И сам не слышал Донат, как заплакал, слеза давножданная пролилась, ожгла щеку, насквозь проточила соломенную подушку, прободала лещадный пол и ушла в землю. Сколько еще плакать придется? Сколько плакалось до него? Скопится там, в мерзлой темени, озерцо невысыхающей очистительной влаги. Вот где живая-то вода. Испить бы ее и излечиться. А там хоть на плаху, голову напрочь... Простонал Донат едва слышно, резко повернулся на спину, разлепил мокрые глаза и устыдился своей слабости.
– Откройся, брат, что с тобою? – услышал жалостливый просительный голос. Склонилось иссохшее лицо с редкой бородою, разномастной на щеках. Черные глаза казались звериными. – Облегчи душу, брат мой.
Но отвечать Донату не пришлось: открылась камера и привели нового постояльца. Он поклонился поясно и надолго, с видимой тревогой и скорбью застыл у порога, словно бы опасаясь проходить. Наверное, ждал, что вот кликнут и позовут обратно.
С его морщинистого, бледно-желтого лица, слегка шадроватого, не сходила растерянная полуулыбка обманутого невольного человека. Пришелец озирался, как бы подстерегая насмешку иль злой умысел. «Мир сему дому», – сказал он и отряхнул ладонью седую округлую бороду. Но чем долее привыкал гость, тем ровнее становился взгляд: хотя, казалось, чего обнадеживающего могли найти его сталистые, вприщурку глаза? Высокие, покрытые штукатуркой, оббитые людьми и сыростью стены, двое полатей для собратьев по камере и широкое чрево печи, топящейся из коридора. У арестанта, видимо, было свое особое намерение, иначе зачем бы с такою пристрастностью разглядывать будущее пристанище? Тюфяк, набитый соломою, он бросил подле печи, не брезгуя грязью и будто не заметив параши и вони в ближнем углу, потом обошел камеру, отыскивая гвоздик или какую-то выбоинку, но ни полочки, ни штыря, ни спицы не нашел он на гладкой стене: захочешь ежели удавиться, то смекалка нужна особая, хотя, ежели сказать, желающий смерти и крови найдет их, не сходя с постели. Металлической расческой, оказавшейся в арестантском армяке, новичок навертел в стене дырку, воткнул туда спичку, потом из-за пазухи добыл иконку старого письма, обмотал ниткой, повесил и принялся молиться. То был бывший соловецкий сиделец Алексей Старков.

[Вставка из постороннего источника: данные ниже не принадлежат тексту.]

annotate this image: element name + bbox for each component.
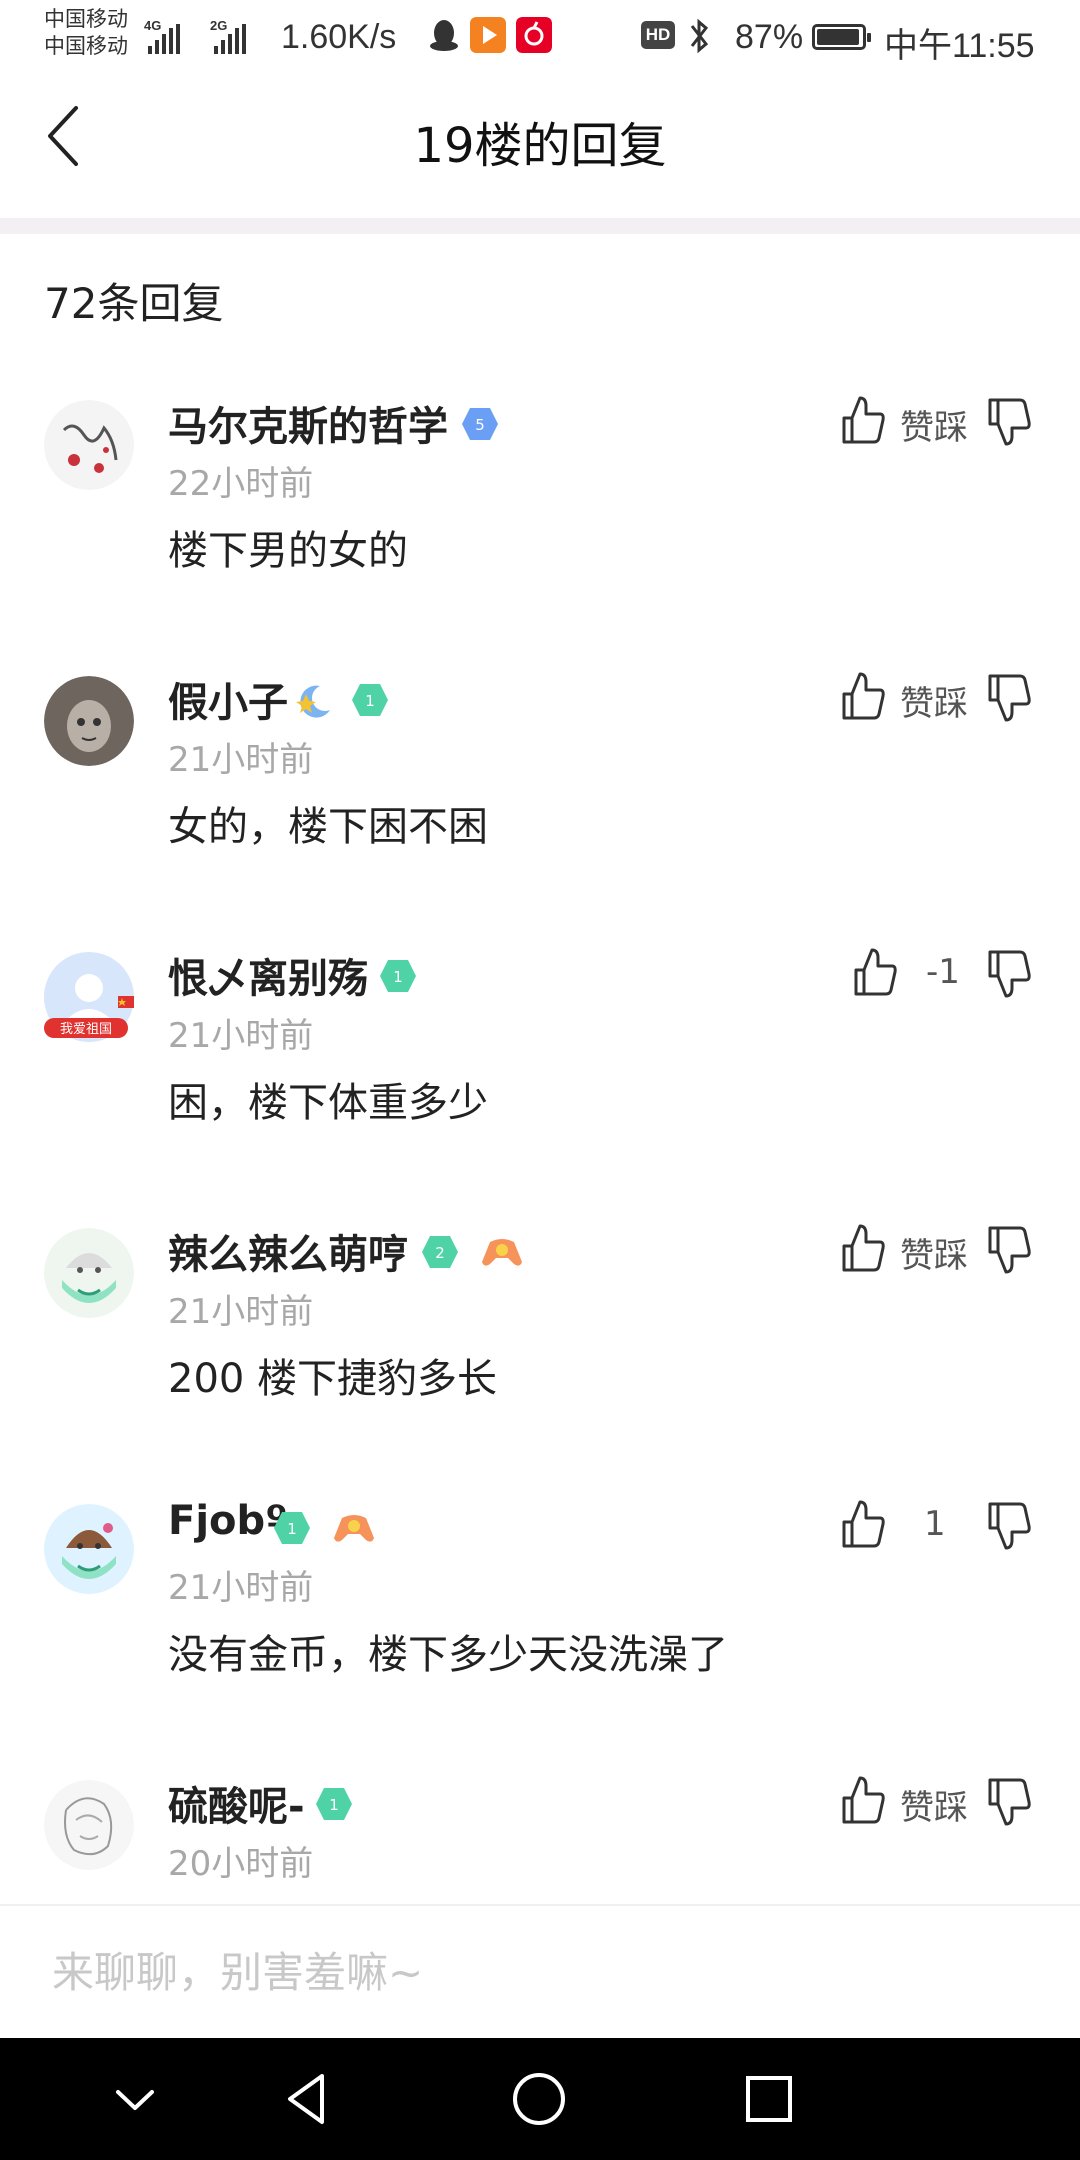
clock: 中午11:55: [884, 27, 1035, 65]
network-speed: 1.60K/s: [281, 18, 397, 56]
level-number: 2: [435, 1244, 445, 1262]
page-title: 19楼的回复: [413, 118, 667, 174]
vote-label: 赞踩: [900, 1236, 968, 1276]
vote-label: 赞踩: [900, 408, 968, 448]
video-app-icon: [470, 17, 506, 53]
level-badge: 1: [380, 960, 416, 992]
vote-label: 赞踩: [900, 1788, 968, 1828]
dislike-button[interactable]: [984, 948, 1032, 1000]
like-button[interactable]: [838, 670, 886, 722]
like-button[interactable]: [850, 946, 898, 998]
reply-content: 楼下男的女的: [168, 528, 408, 574]
thumbs-down-icon: [988, 1778, 1031, 1826]
level-badge: 2: [422, 1236, 458, 1268]
level-badge: 1: [316, 1788, 352, 1820]
sparkle-moon-icon: [296, 685, 330, 718]
thumbs-down-icon: [988, 1502, 1031, 1550]
reply-time: 21小时前: [168, 1016, 314, 1056]
like-button[interactable]: [838, 1498, 886, 1550]
header-divider: [0, 218, 1080, 234]
nav-bar: [0, 2038, 1080, 2160]
reply-item: Fjobº 1 21小时前 没有金币，楼下多少天没洗澡了 1: [0, 1484, 1080, 1760]
carrier-stack: 中国移动 中国移动: [44, 6, 128, 60]
level-number: 1: [287, 1520, 297, 1538]
reply-time: 22小时前: [168, 464, 314, 504]
thumbs-up-icon: [854, 948, 897, 996]
username[interactable]: 恨乄离别殇: [168, 946, 368, 1004]
thumbs-down-icon: [988, 674, 1031, 722]
back-triangle-icon[interactable]: [276, 2066, 342, 2132]
vote-label: -1: [926, 952, 960, 992]
level-number: 1: [365, 692, 375, 710]
qq-penguin-icon: [430, 20, 458, 51]
collapse-chevron-icon[interactable]: [102, 2066, 168, 2132]
like-button[interactable]: [838, 394, 886, 446]
level-number: 5: [475, 416, 485, 434]
level-number: 1: [393, 968, 403, 986]
avatar-banner-text: 我爱祖国: [60, 1022, 112, 1037]
battery-percent: 87%: [735, 18, 804, 56]
vote-label: 1: [924, 1504, 946, 1544]
username[interactable]: 辣么辣么萌哼: [168, 1222, 408, 1280]
dislike-button[interactable]: [984, 1776, 1032, 1828]
reply-item: 马尔克斯的哲学 5 22小时前 楼下男的女的 赞踩: [0, 380, 1080, 656]
thumbs-up-icon: [842, 1500, 885, 1548]
recents-square-icon[interactable]: [736, 2066, 802, 2132]
avatar[interactable]: [44, 1228, 134, 1318]
thumbs-down-icon: [988, 950, 1031, 998]
game-controller-icon: [482, 1239, 522, 1266]
reply-time: 20小时前: [168, 1844, 314, 1884]
carrier-label-1: 中国移动: [44, 8, 128, 31]
reply-item: 辣么辣么萌哼 2 21小时前 200 楼下捷豹多长 赞踩: [0, 1208, 1080, 1484]
status-bar: 中国移动 中国移动 4G 2G 1.60K/s HD 87% 中午11:55: [0, 0, 1080, 72]
reply-item: 假小子 1 21小时前 女的，楼下困不困 赞踩: [0, 656, 1080, 932]
reply-content: 女的，楼下困不困: [168, 804, 488, 850]
username[interactable]: 假小子: [168, 670, 288, 728]
reply-content: 200 楼下捷豹多长: [168, 1356, 498, 1402]
dislike-button[interactable]: [984, 672, 1032, 724]
level-badge: 5: [462, 408, 498, 440]
dislike-button[interactable]: [984, 1500, 1032, 1552]
avatar[interactable]: [44, 1504, 134, 1594]
header: 19楼的回复: [0, 72, 1080, 218]
username[interactable]: 硫酸呢-: [168, 1774, 305, 1832]
thumbs-up-icon: [842, 1776, 885, 1824]
username[interactable]: Fjobº: [168, 1498, 288, 1544]
level-badge: 1: [352, 684, 388, 716]
reply-count: 72条回复: [44, 279, 224, 328]
like-button[interactable]: [838, 1222, 886, 1274]
netease-music-icon: [516, 17, 552, 53]
thumbs-up-icon: [842, 672, 885, 720]
dislike-button[interactable]: [984, 396, 1032, 448]
thumbs-down-icon: [988, 398, 1031, 446]
thumbs-up-icon: [842, 396, 885, 444]
avatar[interactable]: [44, 676, 134, 766]
reply-item: 我爱祖国 恨乄离别殇 1 21小时前 困，楼下体重多少 -1: [0, 932, 1080, 1208]
like-button[interactable]: [838, 1774, 886, 1826]
reply-time: 21小时前: [168, 740, 314, 780]
avatar[interactable]: [44, 1780, 134, 1870]
thumbs-down-icon: [988, 1226, 1031, 1274]
reply-time: 21小时前: [168, 1568, 314, 1608]
comment-input[interactable]: [0, 1906, 1080, 2038]
thumbs-up-icon: [842, 1224, 885, 1272]
reply-content: 困，楼下体重多少: [168, 1080, 488, 1126]
battery-icon: [812, 24, 871, 50]
username[interactable]: 马尔克斯的哲学: [168, 394, 448, 452]
carrier-label-2: 中国移动: [44, 35, 128, 58]
reply-page: 中国移动 中国移动 4G 2G 1.60K/s HD 87% 中午11:55 1…: [0, 0, 1080, 2160]
avatar[interactable]: [44, 400, 134, 490]
vote-label: 赞踩: [900, 684, 968, 724]
level-number: 1: [329, 1796, 339, 1814]
reply-time: 21小时前: [168, 1292, 314, 1332]
bluetooth-icon: [690, 18, 709, 54]
level-badge: 1: [274, 1512, 310, 1544]
game-controller-icon: [334, 1515, 374, 1542]
hd-badge: HD: [641, 21, 675, 49]
dislike-button[interactable]: [984, 1224, 1032, 1276]
avatar[interactable]: 我爱祖国: [44, 952, 134, 1042]
reply-content: 没有金币，楼下多少天没洗澡了: [168, 1632, 728, 1678]
home-circle-icon[interactable]: [506, 2066, 572, 2132]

Во все то время, пока устраивался пришелец и пока молился, а стоял он на коленях не менее часа, арестанты пристально наблюдали, каждый, наверное, соображая о своем. В ужну Насонов растерялся, долго скреб ложкою в миске, но пищи так и не принял: душа его страдала, а лицо покрылось болезненной бледностью. Насонов так взмок вдруг, что пот заструился по впалым щекам, впору подбирать полотенцем. Он с жалобой и тоскою взглядывал в запечный угол и все же переборол себя.
– К поморскому согласию склонен? – спросил Старков.
– Не склонен, а верую, еретик, – неожиданно грубо отозвался Насонов, сейчас особенно ненавидя соседа: ему страшно было валиться в постелю, уходить во мрак.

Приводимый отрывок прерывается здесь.